Requiem for the Network: Second Stage

From October through to the end of November I worked on a text which would eventually form the basis for the series of posters Rathna would design for installation in the basement of the Akademie der Künste in Berlin as part of the Embedded Art show. As the main title for the piece was a parody of the title for an essay Jean Baudrillard wrote in the early 1970s – ‘Requiem for the Media’ which I first read in ‘For a Critique of the Political Economy of the Sign’ – I decided to add the subtitle ‘Six Degrees of Devastation’, which parodies the main formula of Stanley Milgram’s ‘Human Web’ experiments.

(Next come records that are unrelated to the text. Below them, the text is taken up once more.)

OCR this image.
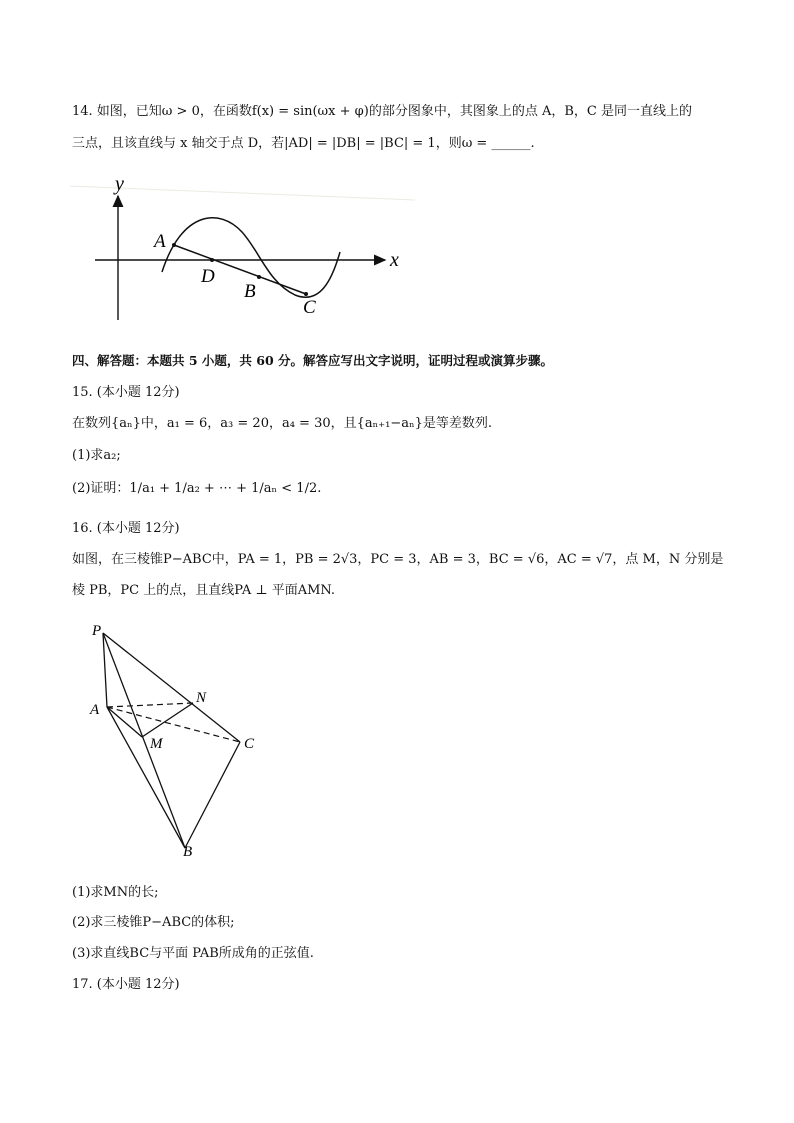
14. 如图，已知ω > 0，在函数f(x) = sin(ωx + φ)的部分图象中，其图象上的点 A，B，C 是同一直线上的
三点，且该直线与 x 轴交于点 D，若|AD| = |DB| = |BC| = 1，则ω = ______.
y
x
A
D
B
C
四、解答题：本题共 5 小题，共 60 分。解答应写出文字说明，证明过程或演算步骤。
15. (本小题 12分)
在数列{aₙ}中，a₁ = 6，a₃ = 20，a₄ = 30，且{aₙ₊₁−aₙ}是等差数列.
(1)求a₂;
(2)证明：1/a₁ + 1/a₂ + ⋯ + 1/aₙ < 1/2.
16. (本小题 12分)
如图，在三棱锥P−ABC中，PA = 1，PB = 2√3，PC = 3，AB = 3，BC = √6，AC = √7，点 M，N 分别是
棱 PB，PC 上的点，且直线PA ⊥ 平面AMN.
P
A
N
M	C
B
(1)求MN的长;
(2)求三棱锥P−ABC的体积;
(3)求直线BC与平面 PAB所成角的正弦值.
17. (本小题 12分)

I had previously used a parody of Baudrillard’s title for one of my lectures at CSM, but in a slightly different form, referring to ‘networks’ in the plural rather than the singular. At the time I was more concerned with the way in which mainstream media networks appeared to be feeding into one another – a process that had begun during Operation Desert Storm and best reflected in the 300% rise in advertising rates imposed by CNN during their coverage of what has now become known as ‘Iraq 1’. Nearly two decades later, advertisers are pulling money out of mainstream TV as their main target audience – made up of males aged between 18 to 35 – drifts away into other parts of the network. It is also from this group that the majority of soldiers currently serving in Iraq and Afghanistan have traditionally been drawn. In 2004, the year of the previous election, two forms of human counting were still conducted on paper rather than digitally over the web: Nielsen ratings and the votes cast by US military personnel serving overseas.

Today, however, increased interest in network theory and network practices has led me to believe that ‘the Network’ should now be referred to as a singular abstract entity in the same way that ‘the Media’ have always been worshipped as an abstract plurality: an electronic pantheon of Hindu deities serving one godhead through their many limbs and attributes. Today we have but the one true Network before us and must respond accordingly.